Ser semilla y levadura

Mons. Gerardo MelgarMons. Gerardo Melgar     Queridos diocesanos:

Con dos parábolas nos explica el Señor lo que es el Reino de Dios en este Domingo: la parábola de la semilla del grano de mostaza que, siendo muy pequeña crece tanto que los pájaros anidan en ella, y la levadura que hace fermentar la masa.

La semilla del grano de mostaza es la acción misionera y evangelizadora de la Iglesia que pone en el corazón del hombre la semilla de la Palabra de Dios, el conocimiento de Cristo; el Señor hace que vaya creciendo de tal manera que lo que no era más que una pequeña semilla se convierte en una realidad fuerte, robusta. Así, el ser humano la acoge, la valora y debe hacerla crecer hasta que sea realmente el supremo valor que llena su alma, el bien al que sirve con todas sus fuerzas, el gran tesoro encontrado.

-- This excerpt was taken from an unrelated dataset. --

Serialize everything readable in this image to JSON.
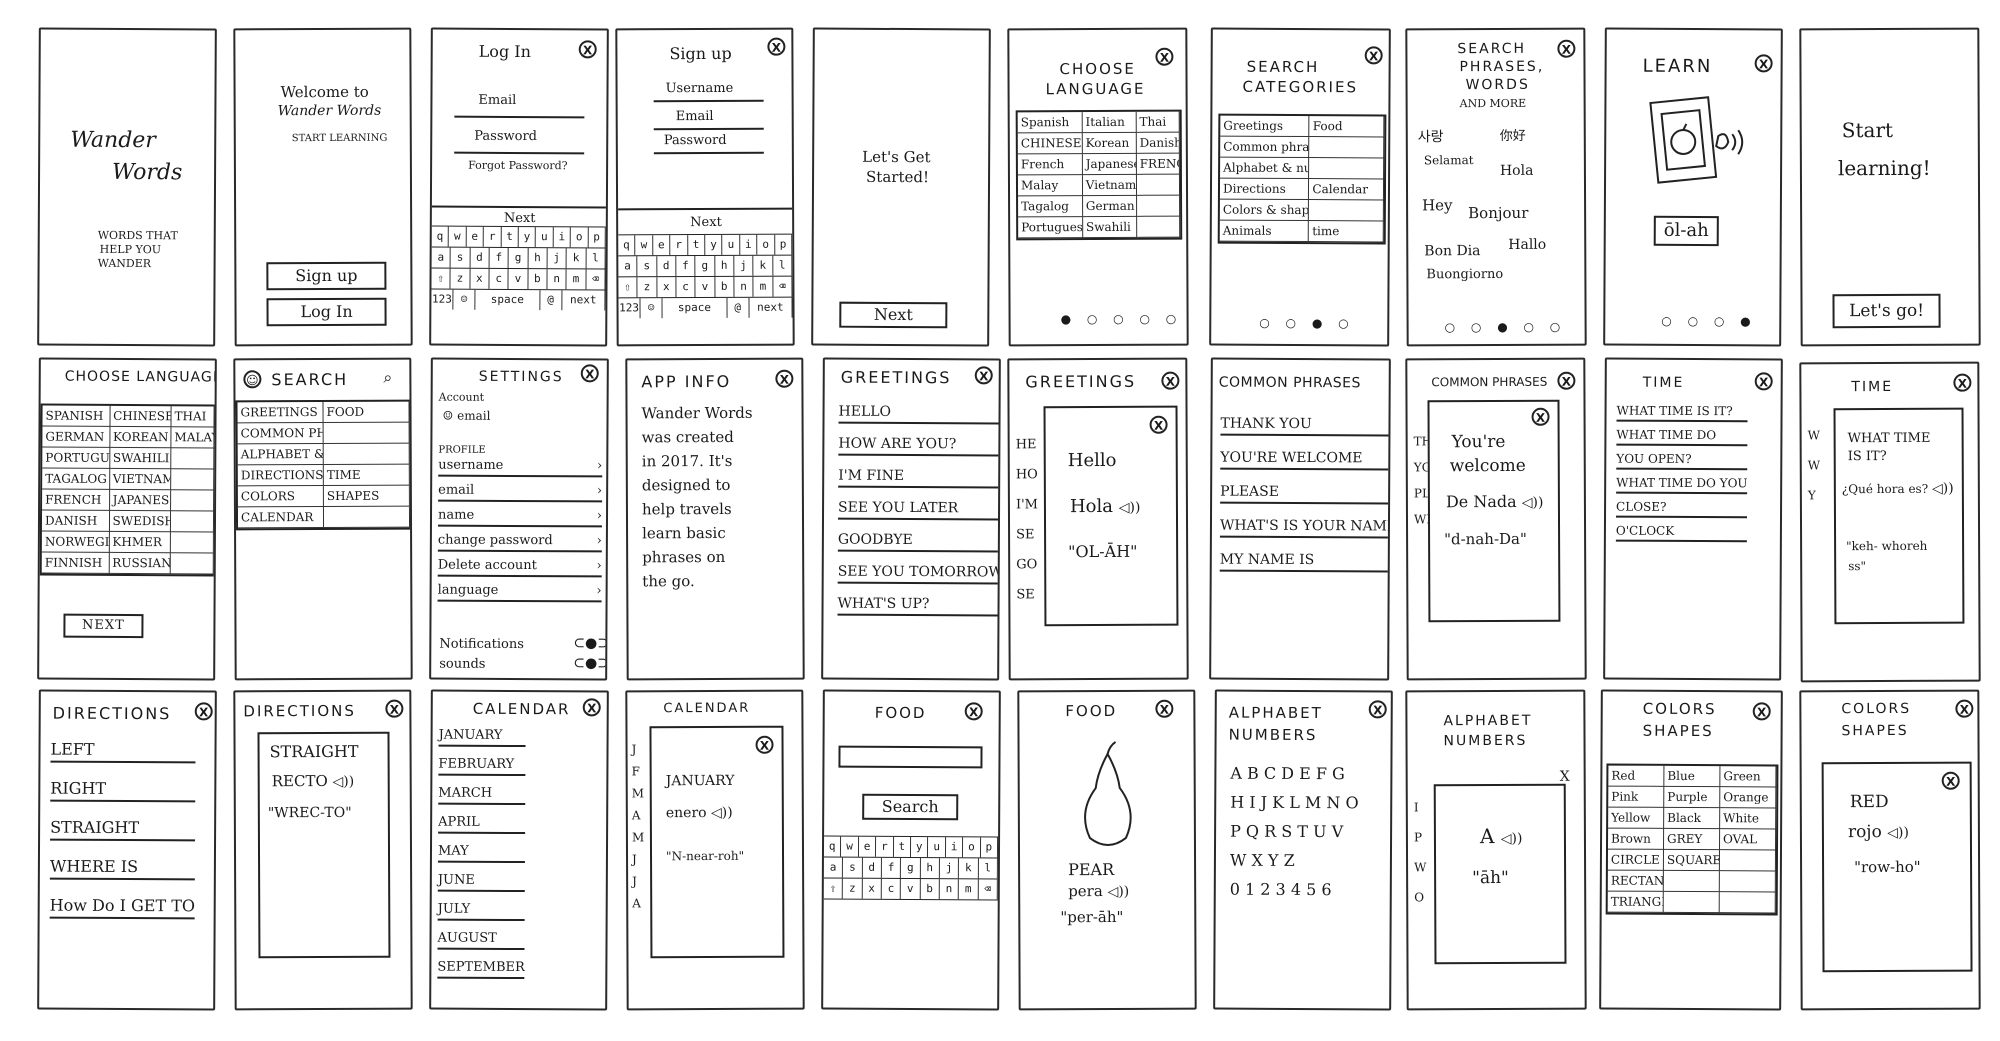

La levadura es la Palabra de Dios y el testimonio cristiano auténtico que hacen crecer y fermentar la gran masa informe, de modo que toda la masa queda transformada por su medio. Nosotros estamos llamados, todos sin excepción por el hecho de haber recibido el Bautismo, a ser semilla y levadura en medio de este mundo que nos ha tocado vivir. El Señor ha dejado en nuestras manos la tarea de dar a conocer y hacer crecer hoy en medio de nuestra gente y de nuestro pueblo el Reino de Dios.

Jesús un día les dio a los discípulos -y en ellos a toda la Iglesia, a cada uno de nosotros que la formamos- la misión de anunciar el Evangelio para que vaya creciendo el número de sus seguidores; recordemos aquellas hermosísimas palabras: «Id y haced discípulos de todos los pueblos bautizándolos en el nombre del Padre y del Hijo y del Espíritu Santo» (Mt 28, 19) Este encargo de Cristo a los apóstoles no sólo se lo hizo a ellos hace casi dos milenios sino que nos lo confía a todos y cada uno de nosotros. También a nosotros hoy, es esta sociedad laicista y sin Dios, indiferente tantas veces a cuanto se refiere a la fe y al mensaje de Cristo, nos dice el Señor: ¡Id! ¡Anunciad mi Palabra!

Todostenemos que sentirnos enviados; todos debemos examinar nuestra vida para descubrir si estamos siendo verdaderos misioneros que van por el mundo anunciando el Evangelio, sembrando la Palabra del Reino y siendo levadura en medio de la masa o, por el contrario, estamos viviendo como masa amorfa, como unos más del montón ante el mensaje cristiano.

Debemos ser semilla y levadura en la vida normal de cada día, con los más próximos, los de la familia, los compañeros de trabajo, en nuestro pueblo y en nuestro vivir diario. Y tenemos que serlo de doble manera: en primer lugar con nuestra palabra, con la que tenemos que dar razón de nuestra fe y no avergonzarnos de ser lo que somos, confesando valiente y públicamente nuestro seguimiento de Cristo; y, en segundo lugar, corroborando esas palabras con nuestra vida, una vida vivida desde las exigencias de la fe en la que Dios ocupa el puesto central.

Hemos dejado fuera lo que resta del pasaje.